The new agreement, which covers 4,000 union members, calls for a 20% reduction in the wage rate structure and increases in employee health care cost-sharing at the BFGoodrich plants in Tuscaloosa and Opelika, Ala., and Fort Wayne, Ind. The USW says 61% of the membership voted to accept the tentative agreement.

Significantly reducing Michelin's costs over the life of the three-year contract was "absolutely critical to the long-term viability of these plants," according to Michelin.

"The North American tire market is one of the most competitive in the world, with increasing price pressure from vehicle manufacturers, unprecedented raw material and energy costs, and a surge of replacement market tires from competitors in lower-cost countries," says Jim Micali, chairman and president of Michelin North America. "Getting our labor costs in line with market rates and limiting our long-term liabilities are crucial to securing the future viability of our North American facilities."

Cost benefits to Michelin include the following:

* BFGoodrich tire facilities will adopt a simplified, five-level job hierarchy with a 20% lower wage rate structure.

* Union employees will increase their cost sharing in healthcare coverage that will result in savings of approximately $5 million annually.

* As part of a new wage-progression program, new employees will receive substantially lower hourly pay.

* The contract allows for greater use of contingent staffing in full-time, rotating shifts.

* Retiree healthcare remains capped at $5,000 annually.

In return for these cost reduction commitments, Michelin will not close any of the three plants during the contract term beyond those already announced and negotiated. There also will be no "significant employee reductions."

The company also has agreed to:

* a modest pension increase consistent with inflation (an improved pension multiplier of $57 per month -- up from $54 -- per year of service for retirements after July 23, 2006).

* a contribution of $10 million to a trust managed by a third party to assist BFGoodrich retirees.

* capital investments of $100 million in the three facilities through 2009.

"There can be no more 'business as usual' in this climate of escalating costs and increased competition," says Micali. "We're committed to our manufacturing base in North America.

"But significant change has to occur to assure the competitiveness of our plants. Our facilities must be productive, efficient and profitable in order to remain viable for the long term. This new agreement for our BFGoodrich tire facilities is definitely another step in the right direction."

"This contract protects wages for our existing employees, preserves Cost of Living Adjustment (COLA) payments and maintains excellent health care benefits for both our active and retired members," says USW-BFGoodrich Coordinator Larry Jackson. "We also negotiated a 'buyout' package for more than 400 workers that will provide our older members with additional options, while enhancing job security protections for the younger ones."
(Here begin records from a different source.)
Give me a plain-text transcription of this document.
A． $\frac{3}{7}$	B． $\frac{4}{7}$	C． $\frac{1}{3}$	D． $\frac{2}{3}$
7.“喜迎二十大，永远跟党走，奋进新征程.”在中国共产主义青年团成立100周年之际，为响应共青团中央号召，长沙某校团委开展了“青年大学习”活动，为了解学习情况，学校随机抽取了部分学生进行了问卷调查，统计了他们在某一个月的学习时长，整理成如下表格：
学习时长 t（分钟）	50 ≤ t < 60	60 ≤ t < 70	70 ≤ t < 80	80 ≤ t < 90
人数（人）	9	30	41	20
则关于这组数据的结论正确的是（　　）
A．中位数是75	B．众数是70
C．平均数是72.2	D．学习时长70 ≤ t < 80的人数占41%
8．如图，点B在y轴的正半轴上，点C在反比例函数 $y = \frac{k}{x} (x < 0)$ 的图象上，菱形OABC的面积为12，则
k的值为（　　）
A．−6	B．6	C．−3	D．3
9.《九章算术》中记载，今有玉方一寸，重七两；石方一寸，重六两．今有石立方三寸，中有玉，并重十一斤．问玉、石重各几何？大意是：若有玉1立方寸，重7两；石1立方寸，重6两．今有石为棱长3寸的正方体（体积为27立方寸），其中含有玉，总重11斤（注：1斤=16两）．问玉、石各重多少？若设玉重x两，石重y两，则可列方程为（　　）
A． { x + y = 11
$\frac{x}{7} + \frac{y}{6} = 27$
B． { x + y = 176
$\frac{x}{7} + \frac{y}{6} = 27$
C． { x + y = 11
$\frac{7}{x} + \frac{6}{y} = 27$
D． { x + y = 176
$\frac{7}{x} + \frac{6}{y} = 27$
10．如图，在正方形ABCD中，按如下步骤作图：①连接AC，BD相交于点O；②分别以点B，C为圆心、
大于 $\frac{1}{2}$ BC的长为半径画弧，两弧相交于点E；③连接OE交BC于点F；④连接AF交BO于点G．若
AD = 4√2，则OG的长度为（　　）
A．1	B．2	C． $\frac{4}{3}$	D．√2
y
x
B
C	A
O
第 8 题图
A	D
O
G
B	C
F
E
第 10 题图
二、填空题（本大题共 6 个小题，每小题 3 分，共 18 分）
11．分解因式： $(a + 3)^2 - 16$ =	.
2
Earlier this year, Michelin closed its BFGoodrich Tire Manufacturing plant in Ontario, Canada, and announced planned layoffs of 30% to 40% of the work force at its Opelika facility. Michelin North America (MNA) says these actions were driven by significant overcapacity in the mass market tire segment in North America.

Groupe Michelin, MNA's parent company, says that in less than three years, it has absorbed more than 1 billion euros in additional raw material costs, including a 20% increase in the first half of 2006 versus the same period a year ago. Increased energy and transportation costs in the first half of 2006 generated an additional 62 million euros in cost for the company.

MNA was designated last month as the target company in establishing an agreement in the tire industry. Master contracts also are being negotiated at Goodyear Tire & Rubber Co. and Bridgestone Firestone North American Tire LLC.

The three BFGoodrich consumer tire plants have the capacity to produce 73,000 tires a day, according to Modern Tire Dealer's 2006 Facts Issue.